Sunday, January 10, 2010


Taking a break from the cold and the snow, my wife Deb and I travelled down to the Pacific coast of Mexico for a week. Our sons Jeremy and Colin beat us there by about a week, spending a few days in Guadalajara before bussing down to Puerto Vallarta with the task of finding us a decent place to stay for a few nights during the high season of Epiphany. The Mexicans were on vacation.

The boys did a good job. One tossed the other in the ocean, wearing his cell phone. So we couldn't actually reach them. The other left his cash card back home. So they were broke when we did find them. But they did the job. We stayed at the Marlyn, a very Mexican little hotel in old, el centro PV. And they found the best Mexican food in town, ironically cooked by a gay chef named Austin, from Boston. Life can be very strange like that.

Soon enough, we'd had enough of Puerto Vallarta. It was a madhouse, and not our kind of madhouse. We were looking for something else. The boys celebrated our imminent departure by staying out all night, drinking and shooting pool. It was two very silly, sleepy boys we trundled out of town. We'd rented what was supposed to be the smallest little Dodge the Mexican Hertz handled, but got a nice SUV instead. Don't ask.
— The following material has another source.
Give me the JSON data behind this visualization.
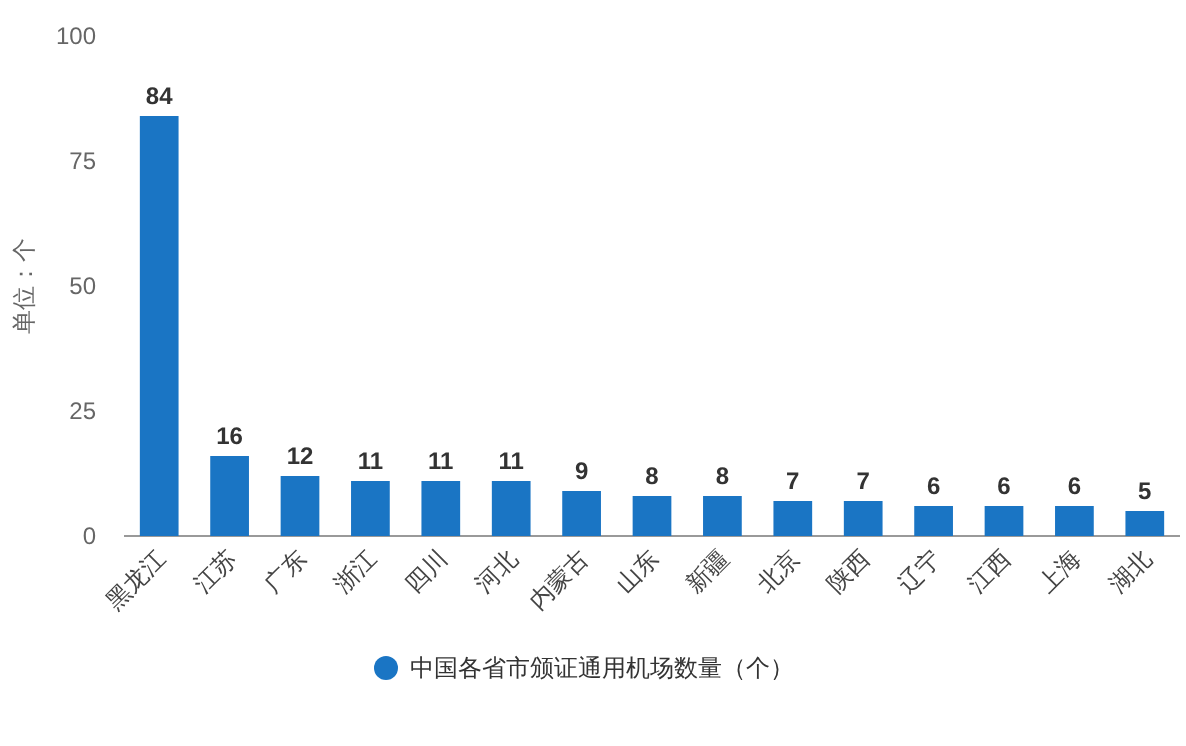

Breakfast. We drove up coast to Bucerias, which used to be, according to the Lonely Planet, one very cool place, and cheap. Breakfast at the famous Orange Building on the beach was great, but not cheap. The boys continued to celebrate, but soon after breakfast hit their bellies, it was off to the beach chairs with them.

Well, we had to find a place to stay.

I had read about a nice little beach hamlet north of

Bucerias, called San Francisco, so over the mountains and up the coast we went. We found a very crowded, claustrophobic

San Francisco all right, with expensive places to stay. The tourists had found it. Drat.

There was nothing for it but to continue to drive north. The boys were still lost to the world, unaware of the growing discomfort Deb and I were feeling at not really being sure of what wewere doing. Over another mountain, down into a valley we drove. I came to another hamlet, and just decided to turn left. Right away, the vibes were better. This was a quieter, cleaner, less touristy place. Half a mile into town I came to a nice looking bungalow, called Tortuga, The Turtles. It had the most beautfiful VACANTE sign out in front! Better, it had prices that were half what we

were paying in PV! Not a word of English was spoken by the elderly manager, but he showed me a nice two room bungalow with a nice kitchen, back patio, right on the pool. Sold. The room wouldn't be ready for an hour, could we come back? Somehow the idea was conveyed. So off to the beach we went. The boys we depostied under some palms trees, took a swim and a walk, and then headed back to claim our room. And there we stayed for three comfortable, interesting, relaxing days. Aside from the nail I took in a tire, requiring the services of the local nail-in-tire-repair guy (No, really. He knew what he was doing!), it was all good. Colin became the bungalow’s residence translator, and Deb, Colin and Jeremy took part in cooking enormous Mexican breakfasts: refritas, fresh hot corn tortillas from the local tortilla factory, fresh mango and pineapple, eggs with hot peppers, and mucho hot salsa. Camp coffee, Mexican pastries, and guacamole. Feasts, my friends! Feasts.


Christy said...

That's awesome!!!

Jill said...

I was wondering how Colin would end up liking it in PV. I recommended he check it out while down in Guad since it was just 5 hours or so by bus to get there. You guys look right at home in your little orange bungalow. I wish we had those in Michigan.

Jill said...

Just out of curiosity... how did you know the chef was gay?

Bruce Gee said...

Plus, we were most definitely smack dab in the middle of PV's gay section. The boys had already been propositioned a dozen times by the time we arrived.

PV is Mexico's Wisconsin Dells, if you know what I mean. Worth a quick look, then get outta town. Lo de Marcos, where we ended up, was much more to our liking.